1. Aux termes de l'article R. 222-1 du code de justice administrative : " Les présidents de tribunal administratif (), les premiers vice-présidents des tribunaux () et les présidents de formation de jugement des tribunaux () peuvent, par ordonnance : 3° Constater qu'il n'y a pas lieu de statuer sur une requête ; () 5° Statuer sur les requêtes qui ne présentent plus à juger de questions autres que la condamnation prévue à l'article L. 761-1 ou la charge des dépens () ".

2. Le 28 mai 2025, postérieurement à l'introduction de la requête, Mme C A B s'est vu délivrer le visa de long séjour qu'elle avait sollicité. Par suite, ses conclusions à fin d'annulation du refus de délivrer un tel visa et celles à fin d'injonction sous astreinte sont devenues sans objet.

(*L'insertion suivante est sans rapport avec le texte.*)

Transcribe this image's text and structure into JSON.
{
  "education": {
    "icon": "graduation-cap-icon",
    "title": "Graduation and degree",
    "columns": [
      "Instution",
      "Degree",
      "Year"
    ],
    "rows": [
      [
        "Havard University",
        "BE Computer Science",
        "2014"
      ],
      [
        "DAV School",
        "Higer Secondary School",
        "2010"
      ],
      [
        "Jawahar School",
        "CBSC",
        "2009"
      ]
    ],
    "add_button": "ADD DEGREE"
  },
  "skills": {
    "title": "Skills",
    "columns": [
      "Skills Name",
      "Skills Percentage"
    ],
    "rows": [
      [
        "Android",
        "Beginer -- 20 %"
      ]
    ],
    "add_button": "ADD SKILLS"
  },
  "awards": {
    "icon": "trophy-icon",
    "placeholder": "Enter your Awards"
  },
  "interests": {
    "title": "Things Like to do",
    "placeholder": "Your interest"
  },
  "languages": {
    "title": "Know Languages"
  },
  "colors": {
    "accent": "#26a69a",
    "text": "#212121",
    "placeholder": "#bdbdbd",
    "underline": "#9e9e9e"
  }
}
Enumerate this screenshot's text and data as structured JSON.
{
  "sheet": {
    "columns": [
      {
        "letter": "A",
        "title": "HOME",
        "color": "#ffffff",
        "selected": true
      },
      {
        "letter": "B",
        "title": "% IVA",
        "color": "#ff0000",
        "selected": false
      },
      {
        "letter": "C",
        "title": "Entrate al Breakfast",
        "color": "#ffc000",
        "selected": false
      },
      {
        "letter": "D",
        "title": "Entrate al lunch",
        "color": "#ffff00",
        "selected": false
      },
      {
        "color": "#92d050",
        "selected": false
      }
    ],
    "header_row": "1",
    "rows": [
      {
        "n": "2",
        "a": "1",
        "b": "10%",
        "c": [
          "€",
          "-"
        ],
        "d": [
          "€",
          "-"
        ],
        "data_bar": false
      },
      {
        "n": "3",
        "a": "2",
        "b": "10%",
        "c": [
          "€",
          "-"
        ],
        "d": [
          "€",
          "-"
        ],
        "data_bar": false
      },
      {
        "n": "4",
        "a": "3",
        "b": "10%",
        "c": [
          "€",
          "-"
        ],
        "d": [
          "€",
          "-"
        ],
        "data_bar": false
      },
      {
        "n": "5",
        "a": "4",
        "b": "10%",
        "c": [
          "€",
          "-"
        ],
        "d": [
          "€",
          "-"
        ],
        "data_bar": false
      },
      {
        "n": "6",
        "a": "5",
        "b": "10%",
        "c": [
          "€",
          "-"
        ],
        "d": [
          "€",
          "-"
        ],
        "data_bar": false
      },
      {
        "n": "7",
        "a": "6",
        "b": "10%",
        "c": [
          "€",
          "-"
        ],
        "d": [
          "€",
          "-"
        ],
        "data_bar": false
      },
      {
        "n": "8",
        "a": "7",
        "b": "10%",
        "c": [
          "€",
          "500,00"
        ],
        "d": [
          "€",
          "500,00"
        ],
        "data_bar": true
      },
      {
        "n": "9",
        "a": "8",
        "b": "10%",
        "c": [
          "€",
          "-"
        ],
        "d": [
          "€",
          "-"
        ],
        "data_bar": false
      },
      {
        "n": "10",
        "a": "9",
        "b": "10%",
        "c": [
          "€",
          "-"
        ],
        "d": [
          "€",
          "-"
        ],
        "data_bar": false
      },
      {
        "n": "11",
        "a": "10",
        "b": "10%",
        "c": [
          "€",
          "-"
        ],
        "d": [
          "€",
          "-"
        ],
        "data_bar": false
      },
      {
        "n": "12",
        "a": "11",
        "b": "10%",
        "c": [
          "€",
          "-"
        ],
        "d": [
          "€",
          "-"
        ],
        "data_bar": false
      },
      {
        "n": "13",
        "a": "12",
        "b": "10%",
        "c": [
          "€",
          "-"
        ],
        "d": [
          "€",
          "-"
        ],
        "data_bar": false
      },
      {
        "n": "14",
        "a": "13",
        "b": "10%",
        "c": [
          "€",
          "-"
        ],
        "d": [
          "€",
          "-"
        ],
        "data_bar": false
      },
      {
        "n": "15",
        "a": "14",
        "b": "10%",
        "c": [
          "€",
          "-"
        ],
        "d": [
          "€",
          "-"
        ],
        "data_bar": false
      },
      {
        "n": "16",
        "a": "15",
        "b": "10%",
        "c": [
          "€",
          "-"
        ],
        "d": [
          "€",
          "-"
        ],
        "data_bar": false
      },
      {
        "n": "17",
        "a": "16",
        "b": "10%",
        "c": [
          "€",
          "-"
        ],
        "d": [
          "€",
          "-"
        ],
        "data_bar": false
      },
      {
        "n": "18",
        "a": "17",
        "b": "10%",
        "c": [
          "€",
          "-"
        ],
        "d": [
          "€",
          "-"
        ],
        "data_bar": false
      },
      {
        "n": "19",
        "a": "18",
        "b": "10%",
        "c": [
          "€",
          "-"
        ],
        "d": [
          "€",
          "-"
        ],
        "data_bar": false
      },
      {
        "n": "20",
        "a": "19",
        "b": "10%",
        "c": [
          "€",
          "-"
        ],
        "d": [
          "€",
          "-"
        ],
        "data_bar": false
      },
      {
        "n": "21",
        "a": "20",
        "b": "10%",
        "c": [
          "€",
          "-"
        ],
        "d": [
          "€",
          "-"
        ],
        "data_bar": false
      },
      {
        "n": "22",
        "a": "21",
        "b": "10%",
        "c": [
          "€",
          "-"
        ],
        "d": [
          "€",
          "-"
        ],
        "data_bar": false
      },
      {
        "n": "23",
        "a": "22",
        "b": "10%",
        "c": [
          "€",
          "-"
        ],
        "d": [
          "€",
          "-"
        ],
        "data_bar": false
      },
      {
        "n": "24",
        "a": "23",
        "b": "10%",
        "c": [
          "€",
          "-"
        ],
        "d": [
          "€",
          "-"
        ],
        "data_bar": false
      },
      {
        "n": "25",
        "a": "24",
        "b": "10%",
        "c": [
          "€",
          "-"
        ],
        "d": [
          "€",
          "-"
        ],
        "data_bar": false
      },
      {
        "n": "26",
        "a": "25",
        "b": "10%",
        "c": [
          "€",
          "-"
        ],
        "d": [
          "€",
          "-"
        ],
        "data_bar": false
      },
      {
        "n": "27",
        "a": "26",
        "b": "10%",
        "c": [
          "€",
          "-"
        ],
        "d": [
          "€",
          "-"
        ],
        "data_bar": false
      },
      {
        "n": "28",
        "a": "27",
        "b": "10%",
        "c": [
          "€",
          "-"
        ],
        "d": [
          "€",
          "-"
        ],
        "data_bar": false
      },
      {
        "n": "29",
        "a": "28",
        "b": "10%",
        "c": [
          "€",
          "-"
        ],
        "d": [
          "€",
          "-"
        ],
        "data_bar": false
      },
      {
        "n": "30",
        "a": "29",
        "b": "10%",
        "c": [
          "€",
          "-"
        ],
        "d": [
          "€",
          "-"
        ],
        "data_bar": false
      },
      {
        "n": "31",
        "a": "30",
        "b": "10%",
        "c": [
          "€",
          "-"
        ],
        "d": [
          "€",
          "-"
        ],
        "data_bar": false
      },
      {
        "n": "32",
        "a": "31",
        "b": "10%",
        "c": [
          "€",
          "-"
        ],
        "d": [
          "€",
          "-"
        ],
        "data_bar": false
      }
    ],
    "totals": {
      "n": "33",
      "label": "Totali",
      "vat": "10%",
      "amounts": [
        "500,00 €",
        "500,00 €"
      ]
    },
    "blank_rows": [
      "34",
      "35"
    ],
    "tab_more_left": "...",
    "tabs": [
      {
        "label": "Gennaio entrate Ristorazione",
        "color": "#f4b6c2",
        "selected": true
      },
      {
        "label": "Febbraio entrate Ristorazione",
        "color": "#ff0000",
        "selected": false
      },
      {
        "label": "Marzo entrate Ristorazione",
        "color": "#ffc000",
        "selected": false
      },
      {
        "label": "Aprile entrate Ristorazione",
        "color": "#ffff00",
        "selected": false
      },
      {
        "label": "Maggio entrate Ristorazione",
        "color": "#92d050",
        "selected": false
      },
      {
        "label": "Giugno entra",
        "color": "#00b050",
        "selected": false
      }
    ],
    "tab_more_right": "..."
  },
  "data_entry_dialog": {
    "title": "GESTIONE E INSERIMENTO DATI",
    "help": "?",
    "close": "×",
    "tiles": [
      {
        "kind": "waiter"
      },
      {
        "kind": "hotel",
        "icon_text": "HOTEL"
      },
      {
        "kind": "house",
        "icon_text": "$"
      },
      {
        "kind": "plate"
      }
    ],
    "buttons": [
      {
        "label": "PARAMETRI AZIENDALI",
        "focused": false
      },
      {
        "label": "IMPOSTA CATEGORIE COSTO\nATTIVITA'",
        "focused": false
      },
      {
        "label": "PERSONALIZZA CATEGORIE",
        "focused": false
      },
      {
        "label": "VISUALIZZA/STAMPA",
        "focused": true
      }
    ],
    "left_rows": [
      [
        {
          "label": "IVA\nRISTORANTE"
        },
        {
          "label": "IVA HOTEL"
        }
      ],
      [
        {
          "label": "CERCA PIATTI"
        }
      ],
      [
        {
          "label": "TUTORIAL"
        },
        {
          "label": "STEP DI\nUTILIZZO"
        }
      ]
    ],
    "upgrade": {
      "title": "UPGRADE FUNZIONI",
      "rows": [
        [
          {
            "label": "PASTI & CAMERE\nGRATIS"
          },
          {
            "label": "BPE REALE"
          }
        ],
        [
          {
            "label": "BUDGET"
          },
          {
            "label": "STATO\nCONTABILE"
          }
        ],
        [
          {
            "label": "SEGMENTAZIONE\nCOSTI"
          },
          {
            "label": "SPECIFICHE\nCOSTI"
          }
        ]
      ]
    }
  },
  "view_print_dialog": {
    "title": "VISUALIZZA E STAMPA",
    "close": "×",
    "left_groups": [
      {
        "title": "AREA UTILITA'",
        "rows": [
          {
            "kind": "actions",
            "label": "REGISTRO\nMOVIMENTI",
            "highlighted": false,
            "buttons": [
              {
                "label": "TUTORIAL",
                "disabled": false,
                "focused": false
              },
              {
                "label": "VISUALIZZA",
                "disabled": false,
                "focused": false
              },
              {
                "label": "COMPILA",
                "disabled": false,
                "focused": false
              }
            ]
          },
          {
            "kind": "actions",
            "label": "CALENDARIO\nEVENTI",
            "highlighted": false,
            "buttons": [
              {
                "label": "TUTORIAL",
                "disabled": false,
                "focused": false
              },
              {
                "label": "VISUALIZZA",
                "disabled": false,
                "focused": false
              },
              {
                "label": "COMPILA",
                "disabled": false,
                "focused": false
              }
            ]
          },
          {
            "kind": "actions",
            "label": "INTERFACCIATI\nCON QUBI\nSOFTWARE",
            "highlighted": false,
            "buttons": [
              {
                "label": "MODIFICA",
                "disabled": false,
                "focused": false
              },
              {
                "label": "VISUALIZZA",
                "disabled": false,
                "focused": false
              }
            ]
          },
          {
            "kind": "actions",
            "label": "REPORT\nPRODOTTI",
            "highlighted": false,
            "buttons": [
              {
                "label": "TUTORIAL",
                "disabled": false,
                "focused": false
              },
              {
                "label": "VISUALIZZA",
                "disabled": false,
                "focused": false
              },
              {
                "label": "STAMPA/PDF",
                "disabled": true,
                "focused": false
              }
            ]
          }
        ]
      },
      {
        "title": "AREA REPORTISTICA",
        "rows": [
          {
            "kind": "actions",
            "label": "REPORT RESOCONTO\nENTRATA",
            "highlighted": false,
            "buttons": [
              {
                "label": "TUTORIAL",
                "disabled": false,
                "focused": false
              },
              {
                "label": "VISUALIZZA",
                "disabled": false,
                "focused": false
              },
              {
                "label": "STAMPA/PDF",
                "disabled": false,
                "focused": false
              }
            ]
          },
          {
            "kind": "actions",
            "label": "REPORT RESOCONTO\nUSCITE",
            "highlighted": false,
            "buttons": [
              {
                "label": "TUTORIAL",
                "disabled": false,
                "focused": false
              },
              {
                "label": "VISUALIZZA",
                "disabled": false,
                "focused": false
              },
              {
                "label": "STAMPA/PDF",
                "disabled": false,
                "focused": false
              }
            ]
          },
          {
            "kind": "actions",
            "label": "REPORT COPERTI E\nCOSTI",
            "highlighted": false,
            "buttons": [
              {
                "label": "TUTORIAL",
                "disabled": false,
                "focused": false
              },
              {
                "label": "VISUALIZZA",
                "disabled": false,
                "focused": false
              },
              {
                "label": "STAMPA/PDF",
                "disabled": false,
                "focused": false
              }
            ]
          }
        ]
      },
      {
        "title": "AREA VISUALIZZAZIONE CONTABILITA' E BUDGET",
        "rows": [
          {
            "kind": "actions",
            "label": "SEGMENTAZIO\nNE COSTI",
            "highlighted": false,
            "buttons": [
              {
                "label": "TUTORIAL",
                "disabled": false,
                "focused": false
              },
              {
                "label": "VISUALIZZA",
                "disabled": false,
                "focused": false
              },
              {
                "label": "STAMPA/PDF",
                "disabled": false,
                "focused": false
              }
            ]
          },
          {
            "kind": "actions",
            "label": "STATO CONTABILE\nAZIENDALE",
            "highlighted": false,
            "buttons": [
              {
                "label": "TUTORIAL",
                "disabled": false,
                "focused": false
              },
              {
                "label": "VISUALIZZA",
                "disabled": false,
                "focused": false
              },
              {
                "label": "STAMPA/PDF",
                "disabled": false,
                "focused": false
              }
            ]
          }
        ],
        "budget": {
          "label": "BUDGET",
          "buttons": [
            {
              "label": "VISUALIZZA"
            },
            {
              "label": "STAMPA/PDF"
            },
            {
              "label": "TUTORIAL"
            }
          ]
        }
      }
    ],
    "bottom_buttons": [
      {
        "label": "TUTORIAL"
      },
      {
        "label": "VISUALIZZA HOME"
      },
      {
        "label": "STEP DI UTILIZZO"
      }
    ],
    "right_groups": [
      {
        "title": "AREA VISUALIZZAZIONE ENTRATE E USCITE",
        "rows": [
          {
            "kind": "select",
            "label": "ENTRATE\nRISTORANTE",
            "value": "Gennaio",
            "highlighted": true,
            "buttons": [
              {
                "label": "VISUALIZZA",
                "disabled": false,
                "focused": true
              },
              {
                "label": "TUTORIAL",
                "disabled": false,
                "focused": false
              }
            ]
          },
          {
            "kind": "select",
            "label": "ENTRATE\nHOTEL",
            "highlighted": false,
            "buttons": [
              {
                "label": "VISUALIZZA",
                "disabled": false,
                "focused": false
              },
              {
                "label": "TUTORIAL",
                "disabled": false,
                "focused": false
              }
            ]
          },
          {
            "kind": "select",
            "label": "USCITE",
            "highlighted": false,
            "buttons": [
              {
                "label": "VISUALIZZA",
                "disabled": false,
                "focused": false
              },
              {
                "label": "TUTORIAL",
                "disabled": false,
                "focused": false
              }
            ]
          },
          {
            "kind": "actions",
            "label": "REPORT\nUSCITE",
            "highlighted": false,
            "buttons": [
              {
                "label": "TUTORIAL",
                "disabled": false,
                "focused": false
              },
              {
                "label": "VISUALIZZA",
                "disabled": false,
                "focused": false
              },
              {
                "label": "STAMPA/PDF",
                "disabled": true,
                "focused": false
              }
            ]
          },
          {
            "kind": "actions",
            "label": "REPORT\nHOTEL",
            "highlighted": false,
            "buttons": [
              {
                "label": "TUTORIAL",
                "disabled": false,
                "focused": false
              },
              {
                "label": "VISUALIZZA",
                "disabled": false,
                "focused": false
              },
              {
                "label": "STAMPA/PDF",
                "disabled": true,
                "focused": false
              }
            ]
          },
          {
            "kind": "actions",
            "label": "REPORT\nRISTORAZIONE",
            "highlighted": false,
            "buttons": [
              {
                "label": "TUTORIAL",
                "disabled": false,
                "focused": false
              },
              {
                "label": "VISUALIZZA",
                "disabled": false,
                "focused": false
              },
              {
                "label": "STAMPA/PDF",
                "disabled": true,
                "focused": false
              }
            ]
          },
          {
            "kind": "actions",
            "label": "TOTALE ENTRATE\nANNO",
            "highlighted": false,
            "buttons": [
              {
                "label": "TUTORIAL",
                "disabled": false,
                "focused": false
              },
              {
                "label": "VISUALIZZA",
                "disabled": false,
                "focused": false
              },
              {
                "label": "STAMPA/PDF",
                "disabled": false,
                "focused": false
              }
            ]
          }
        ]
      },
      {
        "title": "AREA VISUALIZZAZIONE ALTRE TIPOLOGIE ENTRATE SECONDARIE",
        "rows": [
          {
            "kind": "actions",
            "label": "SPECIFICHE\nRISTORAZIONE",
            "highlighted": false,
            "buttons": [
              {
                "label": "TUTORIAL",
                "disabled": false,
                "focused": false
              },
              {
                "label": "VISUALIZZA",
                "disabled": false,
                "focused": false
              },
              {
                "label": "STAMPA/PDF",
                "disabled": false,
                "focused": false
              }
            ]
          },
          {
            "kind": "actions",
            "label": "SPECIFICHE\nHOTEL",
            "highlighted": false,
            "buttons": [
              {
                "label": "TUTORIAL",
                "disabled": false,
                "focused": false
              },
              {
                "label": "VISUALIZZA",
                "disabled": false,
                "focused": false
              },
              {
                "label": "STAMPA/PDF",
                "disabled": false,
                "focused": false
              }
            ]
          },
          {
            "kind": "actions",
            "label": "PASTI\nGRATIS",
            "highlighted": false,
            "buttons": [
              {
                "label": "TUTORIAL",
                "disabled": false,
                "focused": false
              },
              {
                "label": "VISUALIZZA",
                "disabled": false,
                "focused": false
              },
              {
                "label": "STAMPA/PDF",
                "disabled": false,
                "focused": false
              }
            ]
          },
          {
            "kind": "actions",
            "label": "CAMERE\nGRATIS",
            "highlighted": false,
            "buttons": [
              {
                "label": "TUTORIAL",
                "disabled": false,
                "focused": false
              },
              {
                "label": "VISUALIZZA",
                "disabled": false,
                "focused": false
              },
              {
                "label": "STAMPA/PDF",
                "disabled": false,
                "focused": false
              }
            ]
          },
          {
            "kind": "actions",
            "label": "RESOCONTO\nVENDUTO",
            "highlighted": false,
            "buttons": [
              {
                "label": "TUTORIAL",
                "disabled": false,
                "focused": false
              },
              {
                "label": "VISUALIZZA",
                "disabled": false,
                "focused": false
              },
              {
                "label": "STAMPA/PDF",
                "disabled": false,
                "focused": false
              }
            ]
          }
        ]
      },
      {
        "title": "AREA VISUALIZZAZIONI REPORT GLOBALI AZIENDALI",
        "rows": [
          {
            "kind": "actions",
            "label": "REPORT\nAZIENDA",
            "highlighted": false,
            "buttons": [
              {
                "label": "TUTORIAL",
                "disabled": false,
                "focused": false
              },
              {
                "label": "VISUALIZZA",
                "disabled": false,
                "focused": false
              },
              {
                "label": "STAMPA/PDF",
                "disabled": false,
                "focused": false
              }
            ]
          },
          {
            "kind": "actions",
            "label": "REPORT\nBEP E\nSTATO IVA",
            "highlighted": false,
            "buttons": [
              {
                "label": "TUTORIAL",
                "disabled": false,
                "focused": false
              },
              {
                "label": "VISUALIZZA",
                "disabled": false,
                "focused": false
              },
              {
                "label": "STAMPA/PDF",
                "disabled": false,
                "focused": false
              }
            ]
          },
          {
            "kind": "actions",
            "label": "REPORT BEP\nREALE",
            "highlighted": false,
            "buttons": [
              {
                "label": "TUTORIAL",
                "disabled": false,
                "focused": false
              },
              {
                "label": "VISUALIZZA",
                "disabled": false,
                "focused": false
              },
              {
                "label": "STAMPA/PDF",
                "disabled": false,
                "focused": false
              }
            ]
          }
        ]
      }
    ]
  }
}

Il n'y a, dès lors, plus lieu d'y statuer.

3. Il y a lieu, dans les circonstances de l'espèce, de mettre à la charge de l'Etat une somme de 500 euros (cinq cents euros) au titre des frais exposés par Mme A B et non compris dans les dépens.

O R D O N N E :

Article 1er : Il n'y a plus lieu de statuer sur les conclusions aux fins d'annulation et d'injonction sous astreinte de Mme A B.

Article 2 : L'Etat versera à Mme A B une somme de 500 euros (cinq cents euros) au titre de l'article L. 761-1 du code de justice administrative.

Article 3 : La présente ordonnance sera notifiée à Mme C A B et au ministre d'Etat, ministre de l'Intérieur.

Fait à Nantes, le 1er août 2025.

La présidente,

Claire Chauvet

La République mande et ordonne au ministre d'Etat, ministre de l'intérieur en ce qui le concerne ou à tous commissaires de justice à ce requis en ce qui concerne les voies de droit commun contre les parties privées, de pourvoir à l'exécution de la présente décision.